Here's my take on how to build a really low cost aircraft and win the coveted award for "cheapest RV".
1. Extensively use second hand componenty. The only downside being that on getting airborne you move straight from the expensive build stage to the expensive repair stage.
2. Don't bother painting the aircraft. Just pretend it's completed when in fact it's not.
3. Refuse to add the cost of all tools needed to fabricate (and eventually maintain) the aircraft into the final summation (that alone will save a bundle!).
4. Keep no accurate records of the cost of all actual purchases and just guess a figure at the end of the build. The final figure will in all likelihood be way under but, hey, no-one's checking on you.
5. Leave out all of the basic safety equipment that one would expect to find in a certificated aircraft (with luck you'll probably never need that Halon fire extinguisher anyway).

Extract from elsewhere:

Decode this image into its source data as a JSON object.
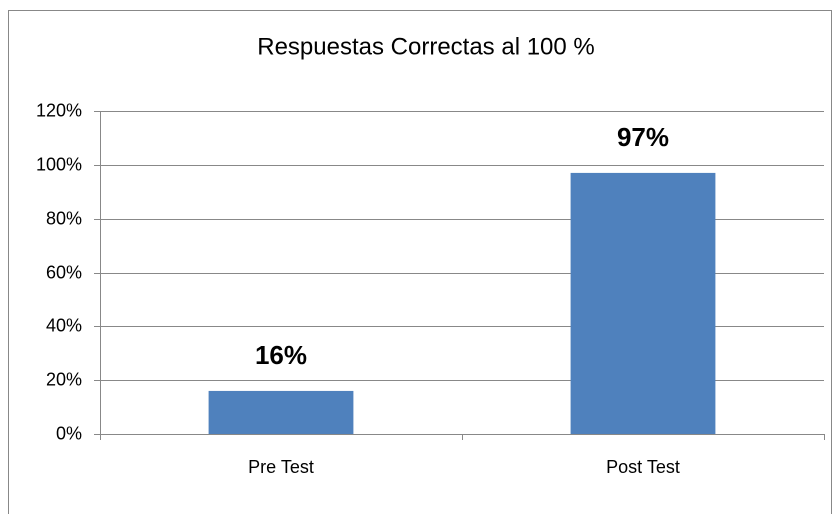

6. Assume that anything that is not riveted to the aircraft is not a real building cost (that'll get rid of building insurance, transportation costs to an airfield, and hangar rental for final assembly....to name but a few possible items).
7. Quote your build cost in 1980s dollars (big savings there!).
8. Under no circumstances replace componentry damaged during the fabrication process. Just rigidly adopt the popular "bog it up and build on" philosophy.
9. And if all of the above steps fail to produce the savings required, just convince yourself that the final cost of building the aircraft is the fictitious figure you've been spinning to your wife (has the additional benefit of alleviating guilt) .
Readers of this thread may be able to think of other neat ways to "reduce" actual build costs.